Wednesday was a rough day for me and I find that breakfast for dinner is a pretty good antidote to rough days. It’s almost like I can trick myself into thinking the bad day didn’t happen and I’m starting over fresh. Wishful eating I guess.
Anyway, AC invited me over for dinner and we decided to try out my brand new waffle maker.

My appliance came with a whole booklet of waffle recipes but AC insisted on using her favorite waffle mix. I didn’t have the energy to argue.

She mixed up the batter which was incredibly simple: Just the mix, water, eggs and butter. I brushed vegetable oil on the skillet of the waffle iron and shut the lid. When the iron was up to the right temperature, it beeped and the green light on the front went on. I poured about 1/3 cup of the batter onto the griddle and shut the lid. I used a dial to determine how dark I wanted my waffle to be. A few short minutes later a beep alerted me that the waffle was done and the green light came on again. That was it. Easy peasy.
I made each of us a waffle while AC fried up some bacon on her stovetop skillet. (AC and I do not agree on how bacon should be cooked so I made my own CRISPY bacon in the microwave.) Have I mentioned her microwave is in her basement, on top of her washer?
The waffles turned out delicious. They were a little thinner than I expected, but they were light, buttery and crisp--not cardboard-y in any way. I slathered mine in butter and poured on a tiny bit of real maple syrup.
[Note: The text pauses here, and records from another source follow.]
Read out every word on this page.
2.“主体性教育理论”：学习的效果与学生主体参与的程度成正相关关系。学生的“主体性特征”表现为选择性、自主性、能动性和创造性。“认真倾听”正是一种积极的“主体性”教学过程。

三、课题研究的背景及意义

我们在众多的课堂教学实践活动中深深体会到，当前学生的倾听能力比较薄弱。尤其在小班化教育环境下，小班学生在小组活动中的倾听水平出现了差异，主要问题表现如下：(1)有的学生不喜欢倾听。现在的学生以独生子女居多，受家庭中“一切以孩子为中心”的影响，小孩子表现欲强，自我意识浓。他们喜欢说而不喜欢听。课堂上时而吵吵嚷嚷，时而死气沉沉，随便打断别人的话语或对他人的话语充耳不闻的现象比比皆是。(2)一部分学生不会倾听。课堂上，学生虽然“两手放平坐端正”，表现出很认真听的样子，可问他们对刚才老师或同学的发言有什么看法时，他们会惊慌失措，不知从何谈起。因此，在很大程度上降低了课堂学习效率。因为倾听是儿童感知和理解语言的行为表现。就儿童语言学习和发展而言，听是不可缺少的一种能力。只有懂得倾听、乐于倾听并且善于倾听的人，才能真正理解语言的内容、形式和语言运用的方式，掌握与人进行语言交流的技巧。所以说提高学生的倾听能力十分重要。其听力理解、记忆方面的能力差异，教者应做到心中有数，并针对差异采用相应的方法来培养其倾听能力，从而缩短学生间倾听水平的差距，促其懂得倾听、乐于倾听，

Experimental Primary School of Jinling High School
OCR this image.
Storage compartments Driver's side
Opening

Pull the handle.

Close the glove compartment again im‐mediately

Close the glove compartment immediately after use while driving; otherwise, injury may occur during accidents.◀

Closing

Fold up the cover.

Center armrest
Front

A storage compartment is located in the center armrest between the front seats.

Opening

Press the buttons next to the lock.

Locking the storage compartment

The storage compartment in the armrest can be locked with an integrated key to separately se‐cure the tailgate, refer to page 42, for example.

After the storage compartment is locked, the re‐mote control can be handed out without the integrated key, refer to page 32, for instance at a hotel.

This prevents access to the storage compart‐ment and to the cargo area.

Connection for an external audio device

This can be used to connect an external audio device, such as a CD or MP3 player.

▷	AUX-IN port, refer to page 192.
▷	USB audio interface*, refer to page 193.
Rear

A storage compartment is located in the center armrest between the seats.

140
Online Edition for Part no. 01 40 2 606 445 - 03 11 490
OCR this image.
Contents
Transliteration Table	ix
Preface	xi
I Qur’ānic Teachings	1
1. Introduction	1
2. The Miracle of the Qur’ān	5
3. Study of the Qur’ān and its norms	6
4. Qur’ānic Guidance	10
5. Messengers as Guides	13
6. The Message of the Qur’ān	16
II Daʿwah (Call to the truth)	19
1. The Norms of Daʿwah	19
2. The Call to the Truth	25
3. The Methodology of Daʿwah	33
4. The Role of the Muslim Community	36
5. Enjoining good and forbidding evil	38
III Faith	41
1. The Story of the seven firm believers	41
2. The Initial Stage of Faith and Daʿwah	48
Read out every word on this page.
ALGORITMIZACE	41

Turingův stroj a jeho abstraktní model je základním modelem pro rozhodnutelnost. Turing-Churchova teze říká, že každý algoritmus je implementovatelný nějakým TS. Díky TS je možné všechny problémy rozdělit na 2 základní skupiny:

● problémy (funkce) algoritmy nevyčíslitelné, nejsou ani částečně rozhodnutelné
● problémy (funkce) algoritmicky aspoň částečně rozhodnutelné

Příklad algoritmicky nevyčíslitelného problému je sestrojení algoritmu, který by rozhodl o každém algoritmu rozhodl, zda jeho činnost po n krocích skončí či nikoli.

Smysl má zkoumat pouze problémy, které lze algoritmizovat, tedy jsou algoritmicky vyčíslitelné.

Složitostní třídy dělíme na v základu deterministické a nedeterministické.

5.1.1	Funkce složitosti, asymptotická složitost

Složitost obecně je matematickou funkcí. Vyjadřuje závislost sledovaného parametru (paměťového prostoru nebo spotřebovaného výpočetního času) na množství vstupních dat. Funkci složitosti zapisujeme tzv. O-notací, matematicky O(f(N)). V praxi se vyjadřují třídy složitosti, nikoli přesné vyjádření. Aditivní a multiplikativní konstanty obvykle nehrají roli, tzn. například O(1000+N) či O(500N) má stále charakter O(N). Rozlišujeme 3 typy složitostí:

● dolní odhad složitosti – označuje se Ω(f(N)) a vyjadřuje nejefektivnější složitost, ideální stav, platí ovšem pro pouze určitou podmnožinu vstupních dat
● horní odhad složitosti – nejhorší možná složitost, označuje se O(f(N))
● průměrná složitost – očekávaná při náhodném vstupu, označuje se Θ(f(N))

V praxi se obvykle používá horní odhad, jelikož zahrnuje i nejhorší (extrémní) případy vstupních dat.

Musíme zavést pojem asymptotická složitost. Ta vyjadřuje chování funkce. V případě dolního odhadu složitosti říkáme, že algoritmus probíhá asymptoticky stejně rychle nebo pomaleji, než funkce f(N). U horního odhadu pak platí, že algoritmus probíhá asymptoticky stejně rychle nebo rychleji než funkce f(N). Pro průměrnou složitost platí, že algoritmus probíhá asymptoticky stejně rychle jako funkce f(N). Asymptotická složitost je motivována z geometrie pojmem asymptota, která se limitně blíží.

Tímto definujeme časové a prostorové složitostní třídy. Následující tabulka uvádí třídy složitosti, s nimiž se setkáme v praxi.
A perfect end to a not-so-perfect day.

I already have my next waffle recipe picked out:
Bacon Buttermilk Waffles
Prep Time: 15 Minutes
Start to Finish: 30 Minutes
3 eggs
1 1/2 cups Gold Medal® all-purpose flour
1/2 cup butter or margarine, melted
1 1/2 cups buttermilk
2 teaspoons baking powder
1 teaspoon baking soda
1 teaspoon sugar
1/4 teaspoon salt
8 slices bacon, crisply cooked and crumbled (1/2 cup)
Maple or blueberry syrup, if desired
1. Heat waffle iron. (Waffle irons without a nonstick coating may need to be brushed with vegetable oil or sprayed with cooking spray before batter for each waffle is added.)
2. In large bowl, beat eggs with wire whisk or hand beater until fluffy. Beat in remaining ingredients except syrup just until blended.
3. Pour about 1/2 cup batter from cup or pitcher onto center of hot waffle iron. (Check manufacturer’s directions for recommended amount of batter.) Close lid of waffle iron.
4. Bake about 5 minutes or until steaming stops. Carefully remove waffle. Repeat with remaining batter. Serve with syrup.
10 waffle squares (4 inch)
High Altitude (3500 to 6500 feet): Use 1 3/4 cups buttermilk.